Iran and IAEA end nuclear talks, no early sign of breakthrough
U.N. nuclear watchdog seeks in talks with Iran to advance a long-stalled investigation into Tehran's atomic activities
The U.N. nuclear watchdog sought in talks with Iran on Tuesday to advance a long-stalled investigation into Tehran's atomic activities, but it was not immediately clear whether any headway was made.
A spokeswoman for the International Atomic Energy Agency confirmed the two sides met in Tehran, but said the IAEA was not planning to issue a statement about the talks on Tuesday, leaving open the possibility one might be made later.
Diplomatic sources had said the Vienna-based U.N. agency and Iran were expected to discuss IAEA requests for information about detonators that can, among other things, be used to set of a nuclear explosive device.
It could have provided an opportunity for progress on a key issue ahead of a quarterly IAEA report on Iran's nuclear program, due this week, which will be debated by the U.N. agency's 35-nation governing board at a meeting in early June.
Under a phased cooperation pact agreed between the two sides in November, Iran was to take seven transparency steps by May 15 to help allay international concern about its nuclear programme, which the West fears may be part of a military project.
On the most sensitive of those - for Iran to provide information about the development of so-called Explosive Bridge Wire detonators - diplomats have said the U.N. atomic agency was seeking further clarifications from Tehran.
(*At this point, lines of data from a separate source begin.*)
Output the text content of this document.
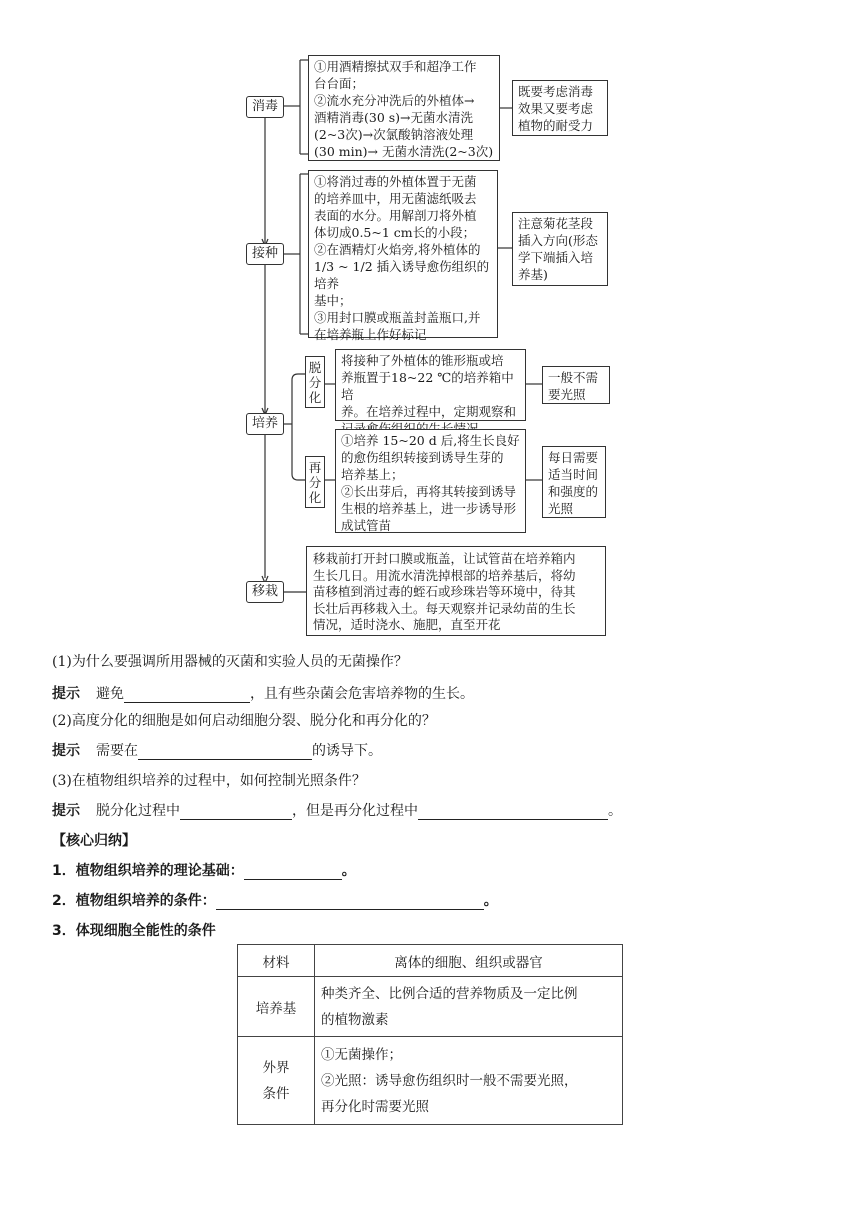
消毒
接种
培养
移栽
①用酒精擦拭双手和超净工作
台台面；
②流水充分冲洗后的外植体→
酒精消毒(30 s)→无菌水清洗
(2~3次)→次氯酸钠溶液处理
(30 min)→ 无菌水清洗(2~3次)
既要考虑消毒
效果又要考虑
植物的耐受力
①将消过毒的外植体置于无菌
的培养皿中，用无菌滤纸吸去
表面的水分。用解剖刀将外植
体切成0.5~1 cm长的小段；
②在酒精灯火焰旁,将外植体的
1/3 ~ 1/2 插入诱导愈伤组织的培养
基中；
③用封口膜或瓶盖封盖瓶口,并
在培养瓶上作好标记
注意菊花茎段
插入方向(形态
学下端插入培
养基)
脱
分
化
再
分
化
将接种了外植体的锥形瓶或培
养瓶置于18~22 ℃的培养箱中培
养。在培养过程中，定期观察和

一般不需
要光照
①培养 15~20 d 后,将生长良好
的愈伤组织转接到诱导生芽的
培养基上；
②长出芽后，再将其转接到诱导
生根的培养基上，进一步诱导形
成试管苗
每日需要
适当时间
和强度的
光照
移栽前打开封口膜或瓶盖，让试管苗在培养箱内
生长几日。用流水清洗掉根部的培养基后，将幼
苗移植到消过毒的蛭石或珍珠岩等环境中，待其
长壮后再移栽入土。每天观察并记录幼苗的生长
情况，适时浇水、施肥，直至开花
(1)为什么要强调所用器械的灭菌和实验人员的无菌操作？
提示 避免	，且有些杂菌会危害培养物的生长。
(2)高度分化的细胞是如何启动细胞分裂、脱分化和再分化的？
提示 需要在	的诱导下。
(3)在植物组织培养的过程中，如何控制光照条件？
提示 脱分化过程中	，但是再分化过程中	。
【核心归纳】
1．植物组织培养的理论基础：	。
2．植物组织培养的条件：	。
3．体现细胞全能性的条件
材料	离体的细胞、组织或器官
培养基	种类齐全、比例合适的营养物质及一定比例
的植物激素
外界
条件	①无菌操作；
②光照：诱导愈伤组织时一般不需要光照，
再分化时需要光照
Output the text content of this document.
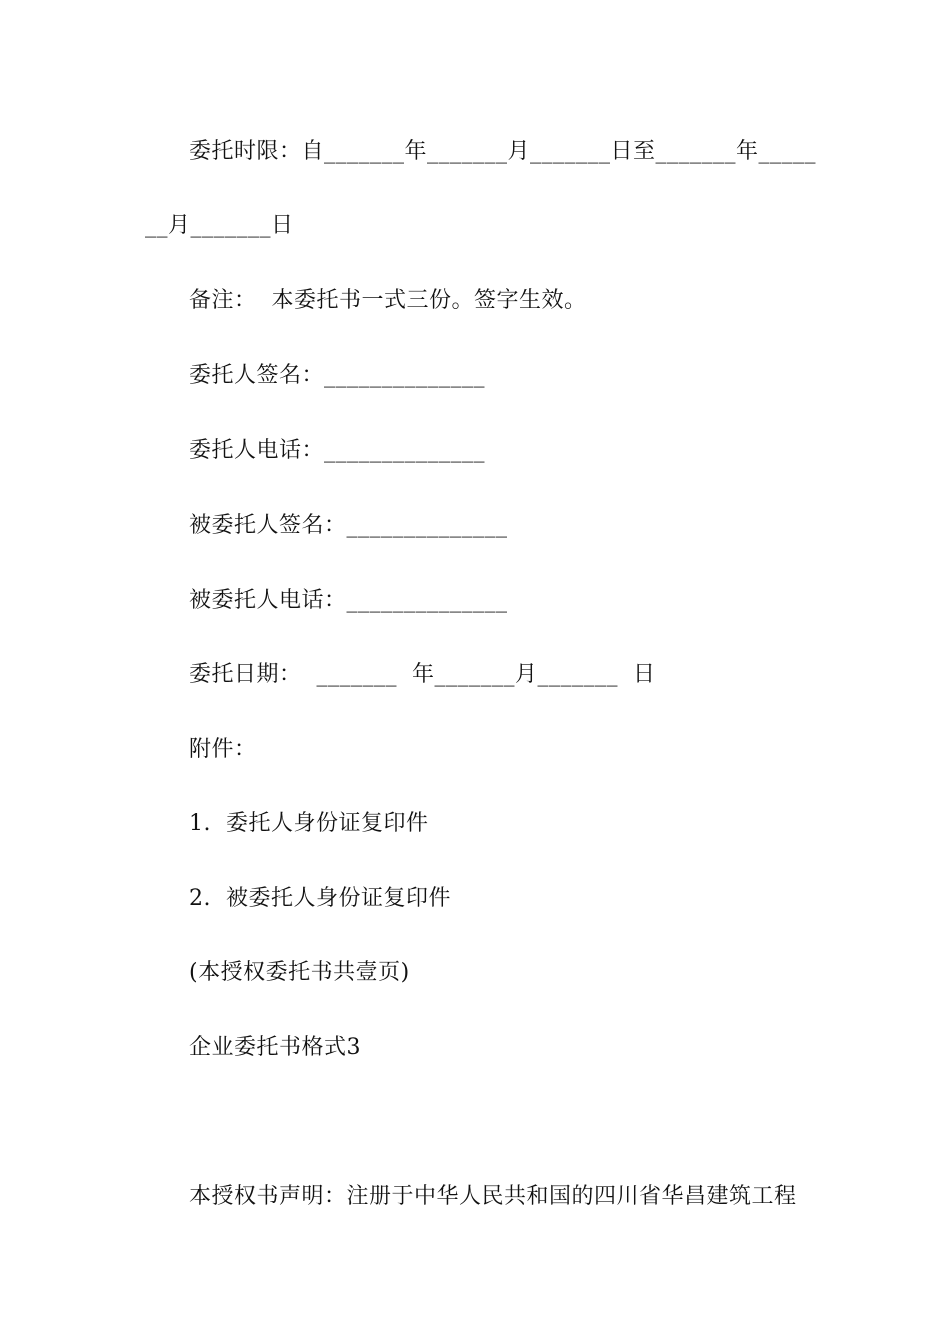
委托时限：自_______年_______月_______日至_______年_____
__月_______日
备注：  本委托书一式三份。签字生效。
委托人签名：______________
委托人电话：______________
被委托人签名：______________
被委托人电话：______________
委托日期：  _______  年_______月_______  日
附件：
1.  委托人身份证复印件
2.  被委托人身份证复印件
(本授权委托书共壹页)
企业委托书格式3
本授权书声明：注册于中华人民共和国的四川省华昌建筑工程
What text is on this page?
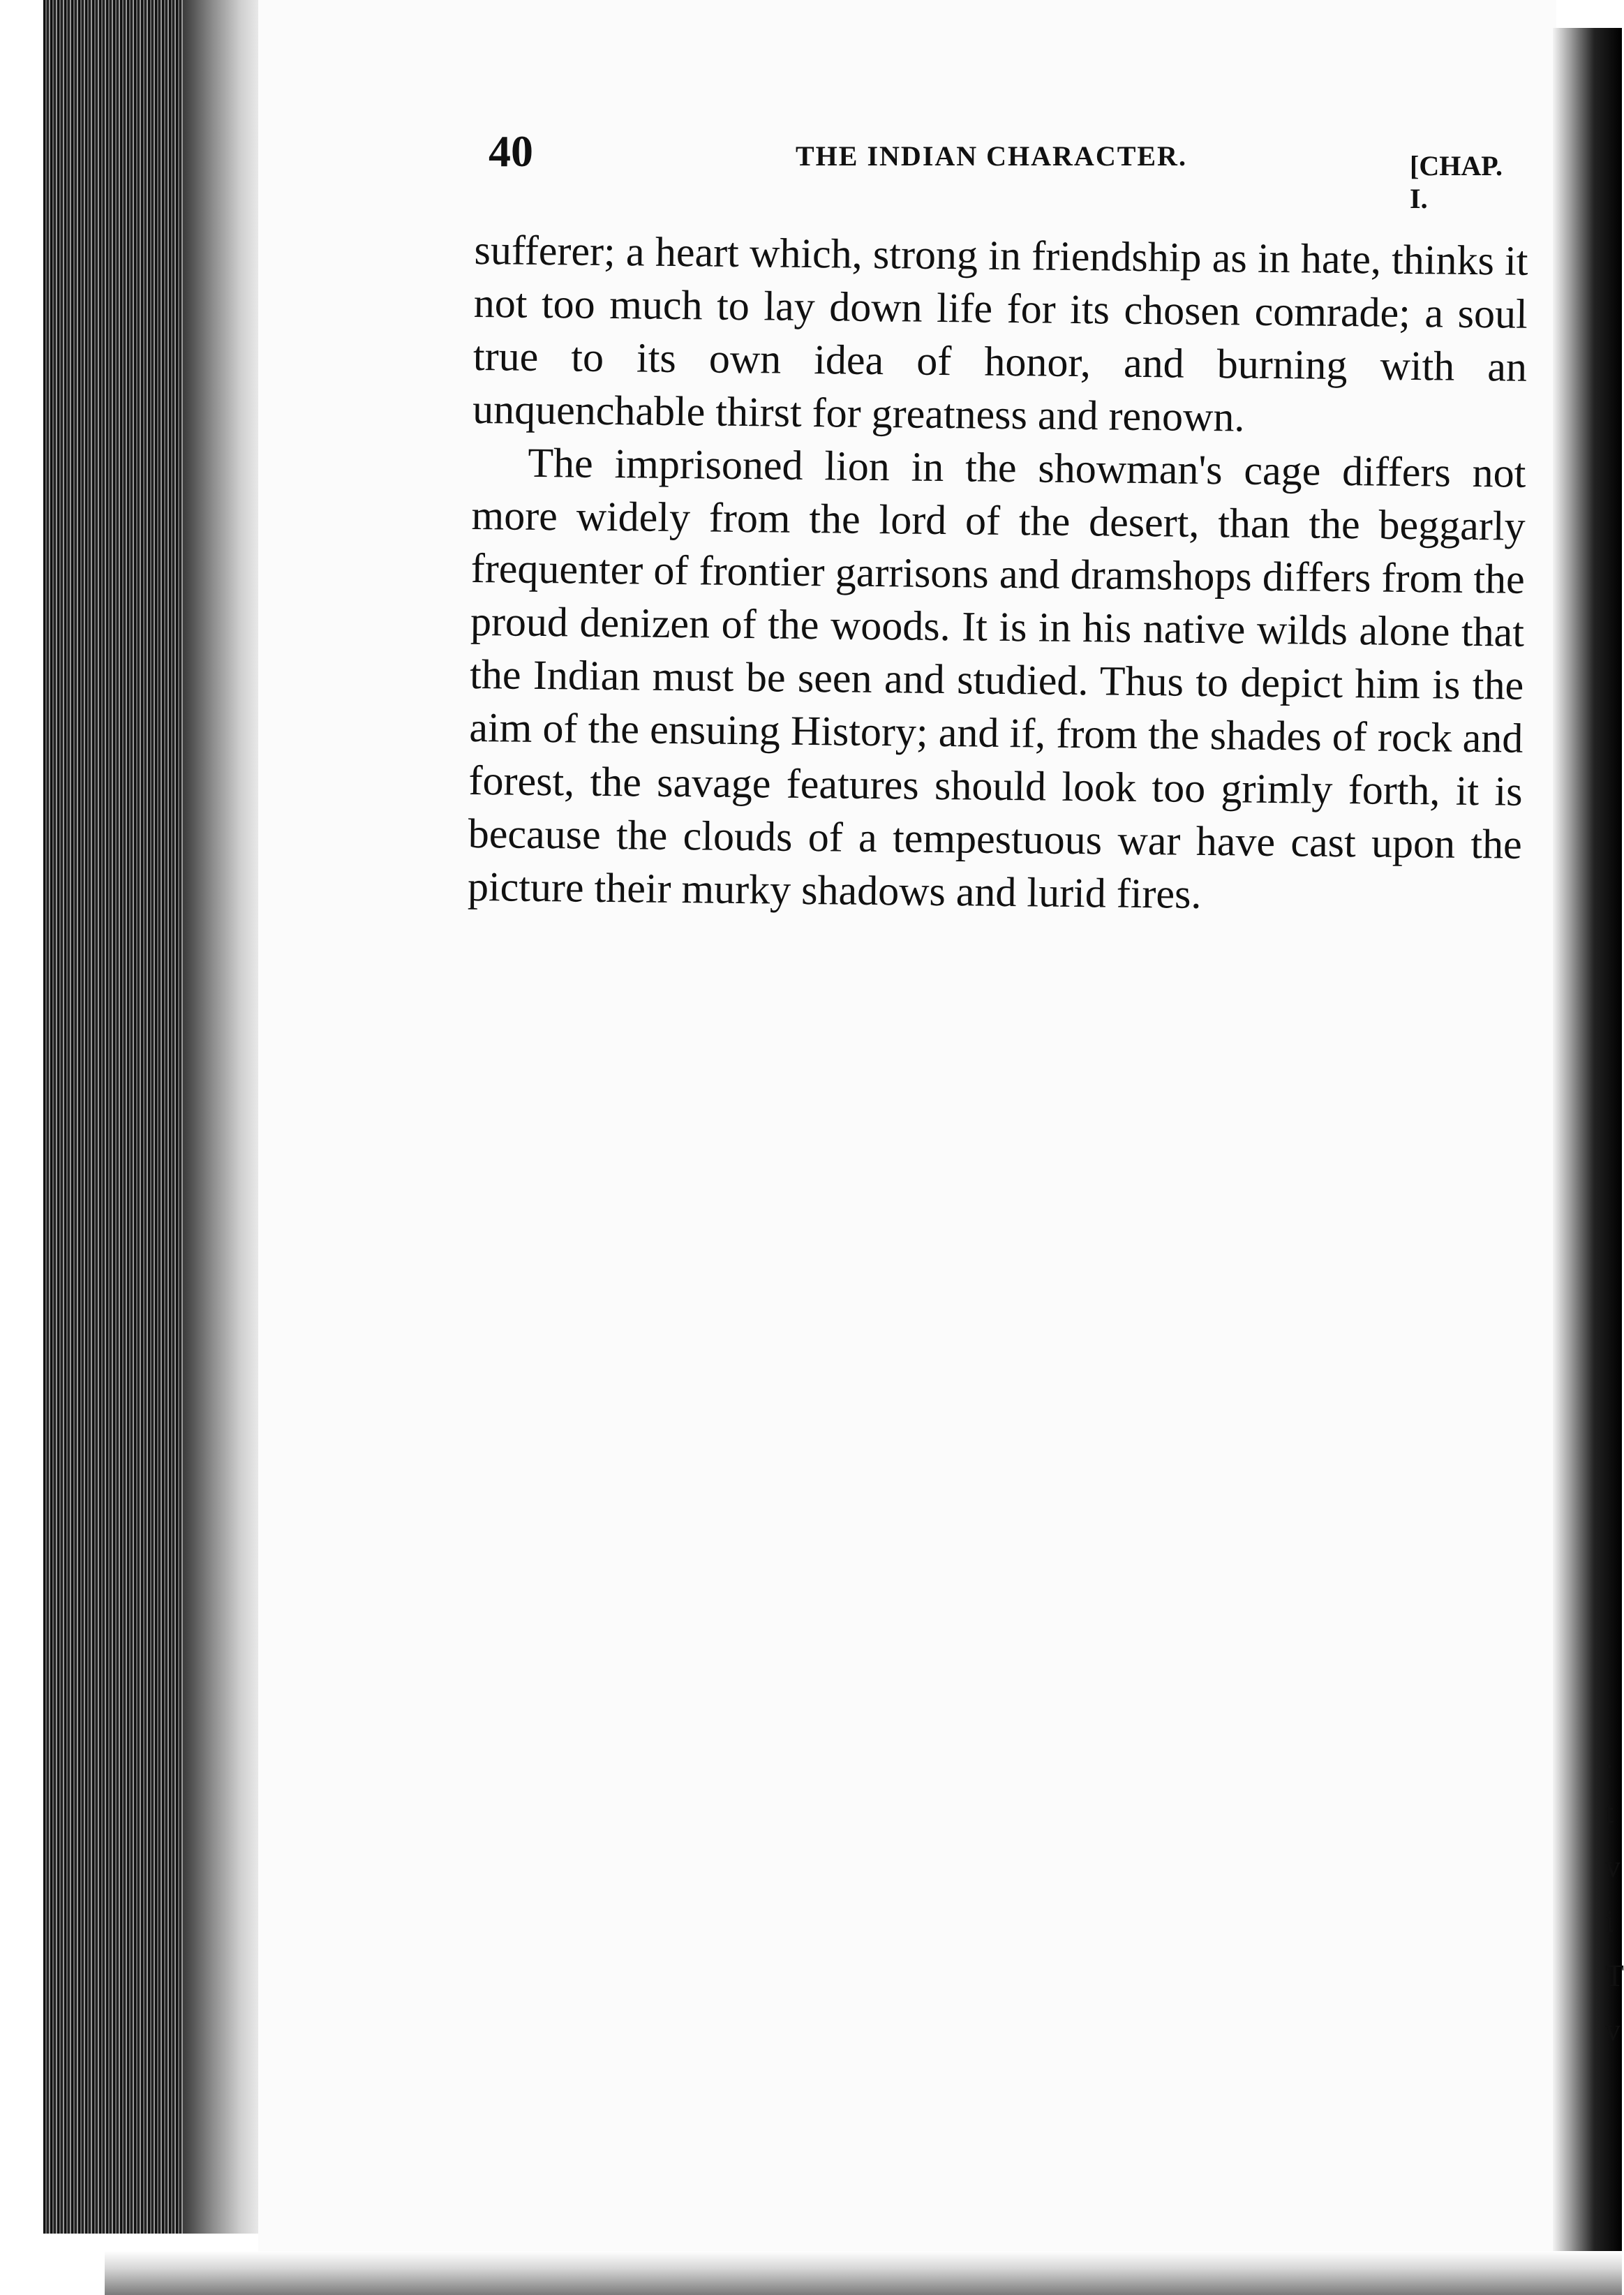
.
t
v
i
T
v
40	THE INDIAN CHARACTER.	[CHAP. I.

sufferer; a heart which, strong in friendship as in hate, thinks it not too much to lay down life for its chosen comrade; a soul true to its own idea of honor, and burning with an unquenchable thirst for greatness and renown.

The imprisoned lion in the showman's cage differs not more widely from the lord of the desert, than the beggarly frequenter of frontier garrisons and dramshops differs from the proud denizen of the woods. It is in his native wilds alone that the Indian must be seen and studied. Thus to depict him is the aim of the ensuing History; and if, from the shades of rock and forest, the savage features should look too grimly forth, it is because the clouds of a tempestuous war have cast upon the picture their murky shadows and lurid fires.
How Iran responds to the IAEA's questions is regarded as a litmus test of its readiness to start engaging with the investigation into what the U.N. agency calls the possible military dimensions of the country's nuclear program.
Iran denies Western allegations that it has been seeking to develop the capability to make nuclear weapons but has offered to work with the Vienna-based IAEA to resolve its concerns.
The IAEA-Iran talks are separate from those between Tehran and six world powers - the United States, France, Germany, Britain, China and Russia - aimed at reaching a broader deal to settle the decade-old nuclear dispute by late July.
But they are complementary as both focus on fears that Iran may covertly be seeking the means and expertise to assemble nuclear weapons. Iran and the powers held a new round of negotiations last week, but made little progress.
U.S. officials say it is vital for Iran to resolve IAEA concerns for a successful outcome of the broader diplomacy. But Iranian denials of any atomic bomb aspirations will make it difficult for Tehran to admit to any illicit work in the past.
Diplomats said Iran in late April provided an explanation for what it said was a civilian application for the detonators but that the IAEA needed verification documents. A May 12 meeting in Vienna apparently failed to fully resolve the issue.
Also, the two sides have yet to announce any agreement on what issues to tackle in the next phase under last year's agreement. The IAEA wants to speed up its inquiry into suspected atomic bomb research by Iran.